When you are content with any food, any raiment, any climate, any society, any solitude, any interruption by the will of God–THAT IS DYING TO SELF.

When you lovingly and patiently bear any disorder, any irregularity, any impuctuality or any annoyance–THAT IS DYING TO SELF.

When you never care to refer to yourself in conversation or to record your own good works, or to itch after commendation, when you can truly love to be unknown–THAT IS DYING TO SELF.

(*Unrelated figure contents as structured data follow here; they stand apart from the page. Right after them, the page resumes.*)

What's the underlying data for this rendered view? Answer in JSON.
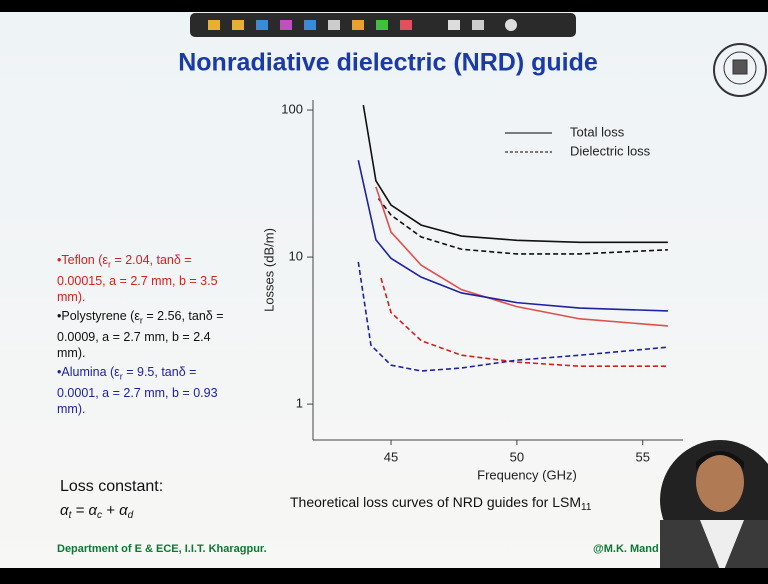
{
  "title": "Nonradiative dielectric (NRD) guide",
  "materials": [
    {
      "prefix": "•Teflon (ε",
      "sub": "r",
      "rest": " = 2.04, tanδ = 0.00015, a = 2.7 mm, b = 3.5 mm).",
      "color": "#d42020"
    },
    {
      "prefix": "•Polystyrene (ε",
      "sub": "r",
      "rest": " = 2.56, tanδ = 0.0009, a = 2.7 mm, b = 2.4 mm).",
      "color": "#111111"
    },
    {
      "prefix": "•Alumina (ε",
      "sub": "r",
      "rest": " = 9.5, tanδ = 0.0001, a = 2.7 mm, b = 0.93 mm).",
      "color": "#1e22a0"
    }
  ],
  "loss_constant": {
    "label": "Loss constant:",
    "formula": [
      [
        "α",
        "t"
      ],
      [
        " = α",
        "c"
      ],
      [
        " + α",
        "d"
      ]
    ]
  },
  "footer": {
    "left": "Department of E & ECE, I.I.T. Kharagpur.",
    "right": "@M.K. Mand"
  },
  "chart_data": {
    "type": "line",
    "caption": "Theoretical loss curves of NRD guides for LSM",
    "caption_sub": "11",
    "xlabel": "Frequency (GHz)",
    "ylabel": "Losses (dB/m)",
    "xlim": [
      41.9,
      56.6
    ],
    "xticks": [
      45,
      50,
      55
    ],
    "ylim": [
      0.57,
      117
    ],
    "yticks": [
      1,
      10,
      100
    ],
    "log_y": true,
    "legend": [
      {
        "label": "Total loss",
        "dashed": false,
        "color": "#555555"
      },
      {
        "label": "Dielectric loss",
        "dashed": true,
        "color": "#555555"
      }
    ],
    "series": [
      {
        "color": "#111111",
        "dashed": false,
        "x": [
          43.9,
          44.4,
          45,
          46.2,
          47.8,
          50,
          52.5,
          56
        ],
        "values": [
          108,
          33,
          22.6,
          16.5,
          13.9,
          13.0,
          12.6,
          12.6
        ]
      },
      {
        "color": "#111111",
        "dashed": true,
        "x": [
          44.5,
          45,
          46.2,
          47.8,
          50,
          52.5,
          56
        ],
        "values": [
          25,
          19.3,
          13.7,
          11.3,
          10.5,
          10.5,
          11.2
        ]
      },
      {
        "color": "#e05050",
        "dashed": false,
        "x": [
          44.4,
          45,
          46.2,
          47.8,
          50,
          52.5,
          56
        ],
        "values": [
          30,
          14.8,
          8.8,
          6.0,
          4.6,
          3.8,
          3.4
        ]
      },
      {
        "color": "#d42020",
        "dashed": true,
        "x": [
          44.6,
          45,
          46.2,
          47.8,
          50,
          52.5,
          56
        ],
        "values": [
          7.2,
          4.2,
          2.7,
          2.15,
          1.93,
          1.81,
          1.81
        ]
      },
      {
        "color": "#1e22a0",
        "dashed": false,
        "x": [
          43.7,
          44.4,
          45,
          46.2,
          47.8,
          50,
          52.5,
          56
        ],
        "values": [
          45.6,
          13.1,
          9.8,
          7.3,
          5.7,
          4.9,
          4.5,
          4.3
        ]
      },
      {
        "color": "#1e22a0",
        "dashed": true,
        "x": [
          43.7,
          44.2,
          45,
          46.2,
          47.8,
          50,
          52.5,
          56
        ],
        "values": [
          9.25,
          2.52,
          1.84,
          1.68,
          1.76,
          1.99,
          2.15,
          2.44
        ]
      }
    ]
  }
}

When you stand face to face with waste, folly, extravagant spiritual insensibility—and endure it as Jesus endured it– THAT IS DYING TO SELF.

When you can see your brother prosper and have his needs met and can honestly rejoice with him in spirit and feel no envy, nor question God while your own needs are far greater and you are in desperate circumstances—THAT IS DYING TO SELF.

When you can receive correction and reproof from one of less stature than yourself and can humbly submit inwardly as well as outwardly, finding no rebellion or resentment rising up within your heart—THAT IS DYING TO SELF.

When like Paul-you can throw all your suffering on Jesus, thus converting it into a means of knowing  His overcoming grace; and can say from a surrendered heart, “most gladly,” therefore, do “I take pleasure in infirmities, in reproaches, in necessities, in persecutions, in distresses, for Christ’s sake”(2 Cor. 12:7-11)–THAT IS DYING TO SELF.

Are you DEAD yet?

In these last days, the Spirit would bring us to the cross. “That I may know Him…being made conformable unto His death” (Phil 3:10).